O Senado aprovou nesta sexta-feira (20) o projeto de lei que adia o prazo para compensação dos bancos por perdas com empréstimos que não são pagos pelos clientes (PL 3.802/2024). Atualmente, os bancos podem usar o montante da inadimplência de um ano para reduzir os impostos que têm de pagar ao governo pelos três anos seguintes. Agora, esse prazo será de sete a dez anos. O texto veio da Câmara dos Deputados e segue para sanção presidencial. 

A previsão da equipe econômica é que o adiamento e o alongamento de deduções previstos no texto evitem perda de arrecadação de cerca de R$ 16 bilhões em 2025. O relator do projeto foi o senador Eduardo Braga (MDB-AM), que manteve o texto enviado pelos deputados. 

— O projeto vai garantir não apenas um parcelamento maior, mas vai garantir que a Receita Federal brasileira assuma recursos da ordem de R$ 15 a R$ 30 bilhões por ano de recolhimento tributários e os bancos terão ganhos juntos à Basiléia. 

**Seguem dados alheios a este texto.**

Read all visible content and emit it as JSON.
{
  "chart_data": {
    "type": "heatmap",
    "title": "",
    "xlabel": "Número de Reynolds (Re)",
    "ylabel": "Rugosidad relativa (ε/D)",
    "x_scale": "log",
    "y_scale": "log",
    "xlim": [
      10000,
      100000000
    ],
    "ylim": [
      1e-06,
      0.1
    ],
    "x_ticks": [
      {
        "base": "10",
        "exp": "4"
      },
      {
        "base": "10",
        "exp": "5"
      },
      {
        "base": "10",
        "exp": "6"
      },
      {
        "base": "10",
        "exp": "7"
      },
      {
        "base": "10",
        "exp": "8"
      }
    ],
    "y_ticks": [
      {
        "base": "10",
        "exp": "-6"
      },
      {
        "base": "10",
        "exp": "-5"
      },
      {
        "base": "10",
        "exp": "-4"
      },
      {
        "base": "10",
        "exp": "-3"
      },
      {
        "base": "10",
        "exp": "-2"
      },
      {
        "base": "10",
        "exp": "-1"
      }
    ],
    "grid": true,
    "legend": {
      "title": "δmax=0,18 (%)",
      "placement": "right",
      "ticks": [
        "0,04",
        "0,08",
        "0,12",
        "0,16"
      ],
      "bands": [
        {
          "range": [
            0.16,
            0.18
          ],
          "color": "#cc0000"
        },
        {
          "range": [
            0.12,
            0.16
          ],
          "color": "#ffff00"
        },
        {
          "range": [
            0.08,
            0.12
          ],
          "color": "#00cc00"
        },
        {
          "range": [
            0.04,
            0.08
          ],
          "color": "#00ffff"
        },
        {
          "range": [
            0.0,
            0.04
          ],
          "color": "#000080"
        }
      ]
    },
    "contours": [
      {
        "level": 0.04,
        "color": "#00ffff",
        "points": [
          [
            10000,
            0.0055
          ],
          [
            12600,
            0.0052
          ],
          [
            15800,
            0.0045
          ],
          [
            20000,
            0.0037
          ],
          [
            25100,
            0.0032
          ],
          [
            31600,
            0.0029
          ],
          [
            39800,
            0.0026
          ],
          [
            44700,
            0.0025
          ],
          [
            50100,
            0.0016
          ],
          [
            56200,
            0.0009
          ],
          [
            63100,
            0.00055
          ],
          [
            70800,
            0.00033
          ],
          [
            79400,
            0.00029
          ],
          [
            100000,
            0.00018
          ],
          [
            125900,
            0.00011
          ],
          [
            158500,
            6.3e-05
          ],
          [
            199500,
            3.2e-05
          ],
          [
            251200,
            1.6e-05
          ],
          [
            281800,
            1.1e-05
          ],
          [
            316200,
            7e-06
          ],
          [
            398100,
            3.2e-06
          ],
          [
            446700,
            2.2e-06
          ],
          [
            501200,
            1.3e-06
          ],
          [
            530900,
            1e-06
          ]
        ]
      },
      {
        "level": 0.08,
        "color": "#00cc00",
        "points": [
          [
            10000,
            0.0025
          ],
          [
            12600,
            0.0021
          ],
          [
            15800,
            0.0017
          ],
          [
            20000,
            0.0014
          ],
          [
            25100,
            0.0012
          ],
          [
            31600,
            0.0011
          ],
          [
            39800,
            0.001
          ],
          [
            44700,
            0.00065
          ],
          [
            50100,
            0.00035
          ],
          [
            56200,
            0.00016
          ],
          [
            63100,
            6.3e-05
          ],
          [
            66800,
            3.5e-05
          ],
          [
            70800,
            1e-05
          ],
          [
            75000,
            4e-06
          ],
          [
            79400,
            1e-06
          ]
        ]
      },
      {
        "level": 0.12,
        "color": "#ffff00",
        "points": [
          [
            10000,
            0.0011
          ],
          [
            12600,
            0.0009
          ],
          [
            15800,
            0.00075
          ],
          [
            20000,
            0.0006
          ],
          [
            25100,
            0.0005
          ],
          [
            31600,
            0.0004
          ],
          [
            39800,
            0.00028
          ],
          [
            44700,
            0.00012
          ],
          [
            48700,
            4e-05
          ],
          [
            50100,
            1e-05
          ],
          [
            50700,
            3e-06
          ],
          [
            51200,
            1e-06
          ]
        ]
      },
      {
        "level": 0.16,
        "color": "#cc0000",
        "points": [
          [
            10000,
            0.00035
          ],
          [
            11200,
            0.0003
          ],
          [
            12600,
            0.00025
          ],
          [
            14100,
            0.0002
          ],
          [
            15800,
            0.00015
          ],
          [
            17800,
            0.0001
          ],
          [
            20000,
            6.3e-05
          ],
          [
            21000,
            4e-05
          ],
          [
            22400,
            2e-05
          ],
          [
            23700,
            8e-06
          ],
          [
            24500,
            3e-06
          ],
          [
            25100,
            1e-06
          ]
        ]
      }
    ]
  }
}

As regras de Basiléia, também conhecidas como Acordo de Capital de Basiléia, são um conjunto de normas que estabelecem padrões para as instituições financeiras. O objetivo é aumentar a qualidade e quantidade do capital das instituições, tornando o sistema financeiro mais resiliente.

A matéria  foi apresentada pelo líder do governo na Câmara, deputado José Guimarães (PT-CE), e possui o mesmo conteúdo da medida provisória (MP) 1.261/2024, publicada em outubro. Os congressistas solicitaram ao governo que as alterações fossem promovidas via projeto de lei e não por MP.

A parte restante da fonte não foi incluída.